Esta tese objetivou compreender processos de subjetivação (relação de sujeito e assujeitado) de mulheres em liderança intramuros (encarceradas) e extramuros (líderes de diferentes segmentos da sociedade) e a dimensão do governo de si mesmas. Além disso, buscamos identificar práticas de cuidado de si; promover reflexão e aprendizado sobre os conceitos filosóficos apresentados e estimular uma narrativa de si parresiástica. Trata-se de uma pesquisa intervenção, com forte referência teórica da filosofia de Michel Foucault.

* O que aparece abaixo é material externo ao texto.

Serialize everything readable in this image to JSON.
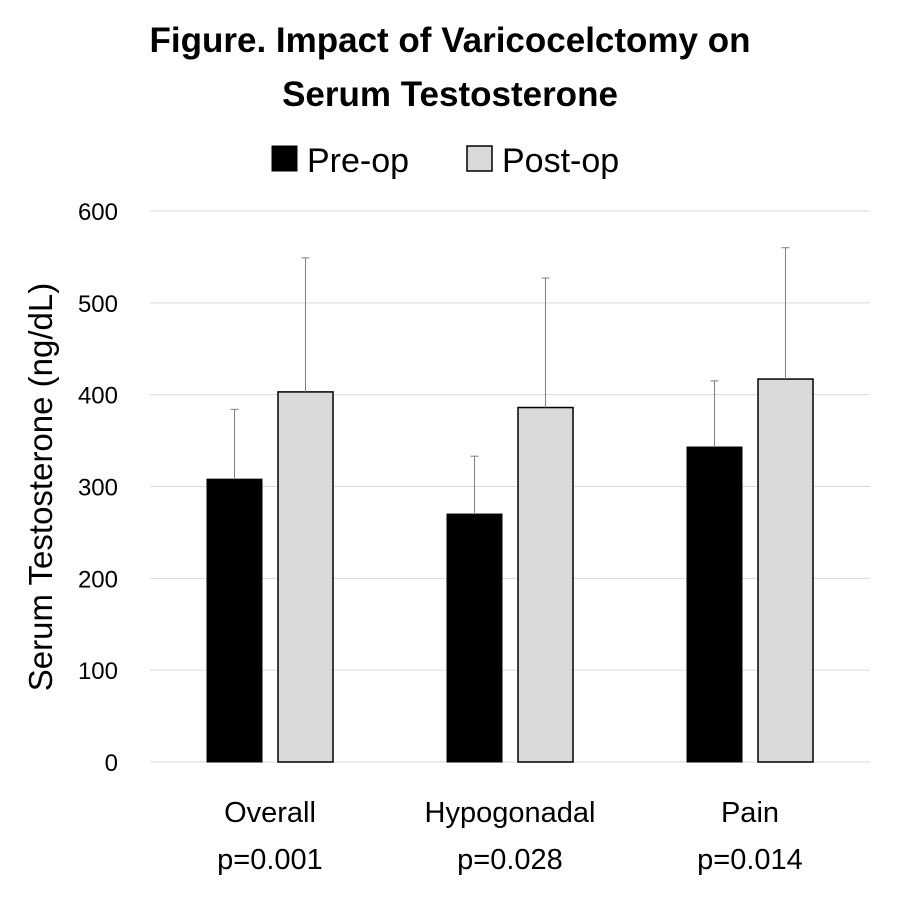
{
  "chart_data": {
    "type": "bar",
    "title": [
      "Figure. Impact of Varicocelctomy on",
      "Serum Testosterone"
    ],
    "ylabel": "Serum Testosterone (ng/dL)",
    "xlabel": "",
    "ylim": [
      0,
      600
    ],
    "yticks": [
      0,
      100,
      200,
      300,
      400,
      500,
      600
    ],
    "grid": true,
    "legend_position": "top-center",
    "categories": [
      {
        "name": "Overall",
        "p": "p=0.001"
      },
      {
        "name": "Hypogonadal",
        "p": "p=0.028"
      },
      {
        "name": "Pain",
        "p": "p=0.014"
      }
    ],
    "series": [
      {
        "name": "Pre-op",
        "color": "#000000",
        "values": [
          308,
          270,
          343
        ],
        "error_upper": [
          384,
          333,
          415
        ]
      },
      {
        "name": "Post-op",
        "color": "#d9d9d9",
        "values": [
          403,
          386,
          417
        ],
        "error_upper": [
          549,
          527,
          560
        ]
      }
    ]
  }
}
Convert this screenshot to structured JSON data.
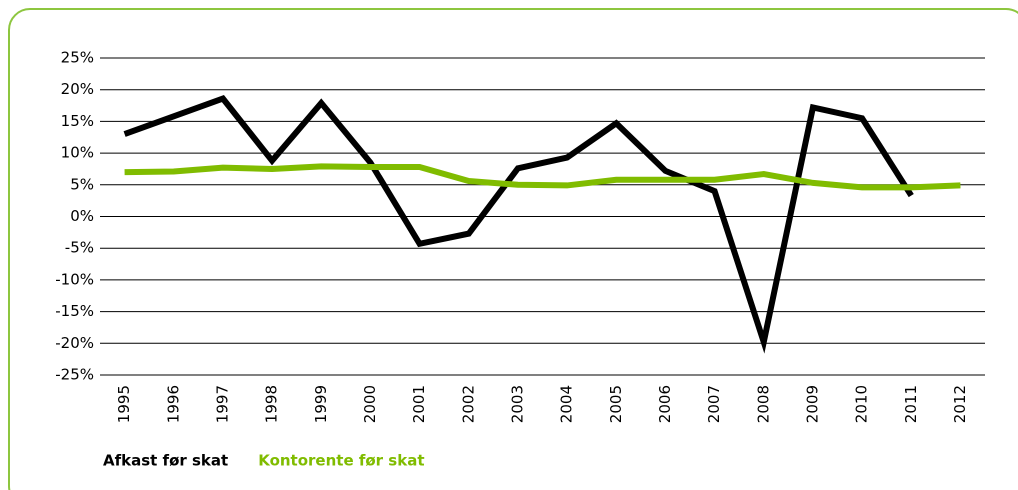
{
  "chart_data": {
    "type": "line",
    "categories": [
      "1995",
      "1996",
      "1997",
      "1998",
      "1999",
      "2000",
      "2001",
      "2002",
      "2003",
      "2004",
      "2005",
      "2006",
      "2007",
      "2008",
      "2009",
      "2010",
      "2011",
      "2012"
    ],
    "series": [
      {
        "name": "Afkast før skat",
        "color": "#000000",
        "values": [
          13,
          15.8,
          18.6,
          8.8,
          17.9,
          8.5,
          -4.3,
          -2.7,
          7.6,
          9.3,
          14.7,
          7.2,
          4,
          -19.8,
          17.2,
          15.5,
          3.3,
          null
        ]
      },
      {
        "name": "Kontorente før skat",
        "color": "#80bc00",
        "values": [
          7.0,
          7.1,
          7.7,
          7.5,
          7.9,
          7.8,
          7.8,
          5.6,
          5.0,
          4.9,
          5.8,
          5.8,
          5.8,
          6.7,
          5.3,
          4.6,
          4.6,
          4.9
        ]
      }
    ],
    "ylim": [
      -25,
      25
    ],
    "yticks": [
      {
        "value": -25,
        "label": "-25%"
      },
      {
        "value": -20,
        "label": "-20%"
      },
      {
        "value": -15,
        "label": "-15%"
      },
      {
        "value": -10,
        "label": "-10%"
      },
      {
        "value": -5,
        "label": "-5%"
      },
      {
        "value": 0,
        "label": "0%"
      },
      {
        "value": 5,
        "label": "5%"
      },
      {
        "value": 10,
        "label": "10%"
      },
      {
        "value": 15,
        "label": "15%"
      },
      {
        "value": 20,
        "label": "20%"
      },
      {
        "value": 25,
        "label": "25%"
      }
    ],
    "grid": true
  }
}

A produção dos dados ocorreu por meio de entrevistas semiestruturadas de forma online e também presencial. Participaram do estudo 19 mulheres em liderança no total, sendo 10 mulheres da penitenciária feminina de uma unidade do interior do Estado de São Paulo e 9 mulheres em liderança de diferentes segmentos. Das 17 perguntas existentes no roteiro de entrevista que estava dividido em três eixos (cuidado de si; verdade e governo de si), selecionamos 7 questões para realizar a análise de dados, contemplando questões de todos os eixos.

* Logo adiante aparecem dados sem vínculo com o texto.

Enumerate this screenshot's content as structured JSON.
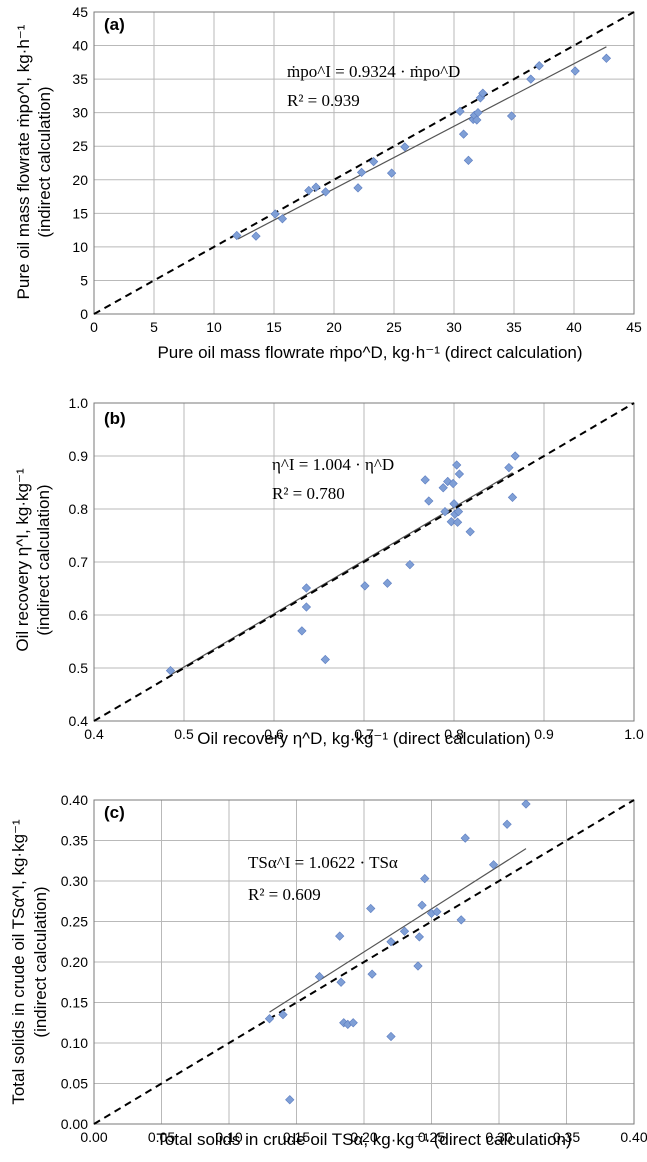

Para tanto, foi utilizada a perspectiva da análise de conteúdo, todavia, combinada com uma implicação discursiva, ou seja, ainda que não tenhamos adotado a análise do discurso como método de análise de dados, tanto na seleção das participantes (selecionar participantes icônicas), quanto na apreciação dos dados, esse “cuidado” foi seguido. Os resultados apontam para a criação de 7 categorias de análise, a saber: “Cuidado como um processo: do outro ao si”; “Os dois cardápios: Jumbo e Michelin”; “Subjetividades e direitos desrespeitados”; “A verdade sobre si: dos limites do autoconhecimento ao diferencial de acesso à psicoterapia”; “A gestão do governo de si: limites e expressões simbólicas”; “Prisões internas e linhas de fuga da alma” e “As expressões do poder”;
Podemos concluir que ficou evidente os diferentes acessos a que esses dois grupos de mulheres possuem; que cuidar de si mesmas é sempre um processo, não é direito líquido e certo, além da clara observância de que todas, independente de privilégios ou não, somos atingidas em algum nível pelas pressões, opressões, padrões e tantos outras cobranças sobre a performance feminina. Estamos todas presas. Neste estudo foi possível encontrar os assujeitamentos mais expressivos em razão do gênero, as “grades”. Mas também evidenciou que as chamadas “lideranças intramuros” (mulheres encarceradas) não são “cidadãs de segunda categoria”. O contexto em que a pesquisa foi realizada rompe esse paradigma e demonstrou que o potencial, o interesse a disponibilidade para esse trabalho interno existe e resiste. Estão ávidas por essa “oportunidade”, e, nesse sentido, há uma intersecção entre os lados dos muros: desejam cuidar melhor de si mesmas. As prisões do feminino nos falam sobre isso, mas também sobre as possibilidades de solturas do si (governo de si), breves oportunidades de consciência sobre si mesmas, que configuraram certa libertação e escape do assujeitamento.